Reformasi Kepolisian (yang) Tertunda
Akar
kasus kekerasan yang dilakukan aparat kepolisian jika ditelusuri dapat ditinjau
dari tiga faktor yang mempengaruhi. Yang pertama adalah sejarah kepolisian
sendiri yang sejak rezim Orde Baru digabungkan dengan TNI. Corak militerisme dengan
disatukannya TNI dengan Polri sangat kental hingga sekarang, meskipun telah
dikeluarkan UU No 2 Tahun 2002 tentang Kepolisian yang menandai pemisahan
antara tugas POLRI dan TNI namun dalam prakteknya masih menemui banyak
hambatan. Polisi yang seharusnya melindungi, melayani dan mengayomi masyarakat
seringkali menunjukkan sifat represifnya ketika berhadapan dengan aksi
demonstrasi rakyat sipil, padahal dalam negara demokrasi seperti di Inggris
atau Amerika Serikat, penanganan demonstrasi yang dilakukan aparat disana perlengkapan
yang digunakan adalah gas air mata,
cairan merica serta menggunakan mobil water canon jika memang massa sudah tidak
dapat dikendalikan lagi. Ini tentu berbeda dengan aparat kepolisian kita yang seringkali
menggunakan peluru karet bahkan peluru tajam ketika penanganan aksi demonstrasi
apalagi setelah disahkannya Protap Kapolri no 1 tahun 2010, seakan menjadi
legitimasi polisi untuk melakukan hal tersebut. Yang kedua adalah sistem
recruitment aparat kepolisian yang masih banyak kekurangan. Untuk menjadi
seorang polisi yang berada di garis depan syarat pendidikannya adalah setingkat
dengan SMA, meski dibekali pendidikan selama 3-6 bulan di institusi kepolisian,
namun dengan jangka waktu yang sesingkat itu tentu sangat kurang dibandingkan dengan
materi pemahaman HAM dan demokrasi saja yang seharusnya diketahui polisi. Untuk
tingkat perwira yang mensyaratkan sarjana pun kondisinya masih jauh dari ideal.

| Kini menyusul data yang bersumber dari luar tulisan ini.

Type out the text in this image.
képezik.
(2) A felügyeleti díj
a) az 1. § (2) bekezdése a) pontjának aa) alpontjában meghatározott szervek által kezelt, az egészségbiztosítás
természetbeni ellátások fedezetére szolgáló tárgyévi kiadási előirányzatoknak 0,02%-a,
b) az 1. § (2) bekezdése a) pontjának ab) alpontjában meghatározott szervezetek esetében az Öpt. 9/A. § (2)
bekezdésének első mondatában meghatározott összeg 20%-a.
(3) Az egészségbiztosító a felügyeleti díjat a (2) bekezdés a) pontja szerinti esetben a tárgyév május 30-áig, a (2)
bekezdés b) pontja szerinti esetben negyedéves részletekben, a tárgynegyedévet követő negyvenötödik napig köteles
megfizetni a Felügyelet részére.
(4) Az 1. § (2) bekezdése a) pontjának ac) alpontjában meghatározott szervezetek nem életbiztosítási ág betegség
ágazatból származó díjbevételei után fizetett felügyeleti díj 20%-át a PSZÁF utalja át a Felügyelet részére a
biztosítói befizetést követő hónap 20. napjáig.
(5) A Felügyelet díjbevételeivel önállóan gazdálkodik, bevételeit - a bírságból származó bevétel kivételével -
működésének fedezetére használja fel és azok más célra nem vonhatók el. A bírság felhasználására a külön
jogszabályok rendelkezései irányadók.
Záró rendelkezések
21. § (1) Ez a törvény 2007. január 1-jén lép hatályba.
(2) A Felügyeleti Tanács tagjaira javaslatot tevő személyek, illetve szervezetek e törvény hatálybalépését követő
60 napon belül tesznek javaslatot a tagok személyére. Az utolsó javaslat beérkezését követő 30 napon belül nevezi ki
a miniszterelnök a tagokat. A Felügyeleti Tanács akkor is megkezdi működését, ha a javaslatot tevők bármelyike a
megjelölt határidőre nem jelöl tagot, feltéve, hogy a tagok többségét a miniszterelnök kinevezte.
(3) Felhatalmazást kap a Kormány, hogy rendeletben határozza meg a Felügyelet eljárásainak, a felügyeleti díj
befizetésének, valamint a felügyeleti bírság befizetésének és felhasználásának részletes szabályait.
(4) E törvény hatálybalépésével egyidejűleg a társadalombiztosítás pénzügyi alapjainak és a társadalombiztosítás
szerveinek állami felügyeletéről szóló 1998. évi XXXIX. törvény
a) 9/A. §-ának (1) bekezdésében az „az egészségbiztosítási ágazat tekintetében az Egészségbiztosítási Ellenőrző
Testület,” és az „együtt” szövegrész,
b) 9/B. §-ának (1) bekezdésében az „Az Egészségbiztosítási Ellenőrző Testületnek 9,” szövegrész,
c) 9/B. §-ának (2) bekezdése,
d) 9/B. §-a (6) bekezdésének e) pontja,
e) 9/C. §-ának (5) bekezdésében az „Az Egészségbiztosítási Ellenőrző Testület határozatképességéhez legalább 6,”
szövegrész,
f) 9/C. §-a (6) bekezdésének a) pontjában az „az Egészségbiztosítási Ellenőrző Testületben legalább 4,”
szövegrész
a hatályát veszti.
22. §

Aroma korupsi ketika akan mendaftar sekolah perwira adalah rahasia umum yang
diketahui masyarakat. Hasilnya tak jauh beda pula, adanya isu rekening gendut para
perwira Polri yang terjadi awal tahun kemarin mengisyaratkan bahwa perlu
reformasi yang menyeluruh di tubuh kepolisian, terutama sistem pendidikannya.
Yang ketiga adalah masalah kesejahteraan polisi. Selama Era Reformasi meski
terjadi peningkatan anggaran di bidang Hankam namun tidak terasa dampaknya
hingga aparat keamanan yang paling bawah. Kondisi aparat kepolisian dengan gaji
yang pas-pasan memenuhi kebutuhan keluarganya menjadikan efek psikologi banyak
oknum aparat meluapkan emosinya ketika bertugas di lapangan . Menjadi tidak
heran ketika polisi ditenggarai menerima uang “jasa keamanan” dari
perusahaan-perusahaan multinasional untuk memenuhi kesejahteraannya. Ini tentu
sangat berbahaya karena seharusnya polisi bersikap netral, tidak di bawah
pengaruh modal perusahaan manapun supaya tidak terjadi konflik kepentingan
ketika berhadapan dengan masyarakat.
.
Sebagaimana cita-cita reformasi yang salah satunya adalah menuju Indonesia yang
demokratis serta berkeadilan, reformasi institusi kepolisian adalah kewajiban
bagi setiap warga negara untuk terus memperjuangkannya termasuk reformasi dari
tubuh kepolisian sendiri. Hal ini juga harus diimbangi oleh keinginan
pemerintah dengan memperkuat peran serta wewenang Komisi Kepolisian yang selama
ini belum bisa dirasakan keberadaannya untuk mereformasi institusi kepolisian
secara menyeluruh. Semoga jargon polisi yaitu melindungi, melayani dan
mengayomi masyarakat dapat terwujud dalam waktu dekat ini.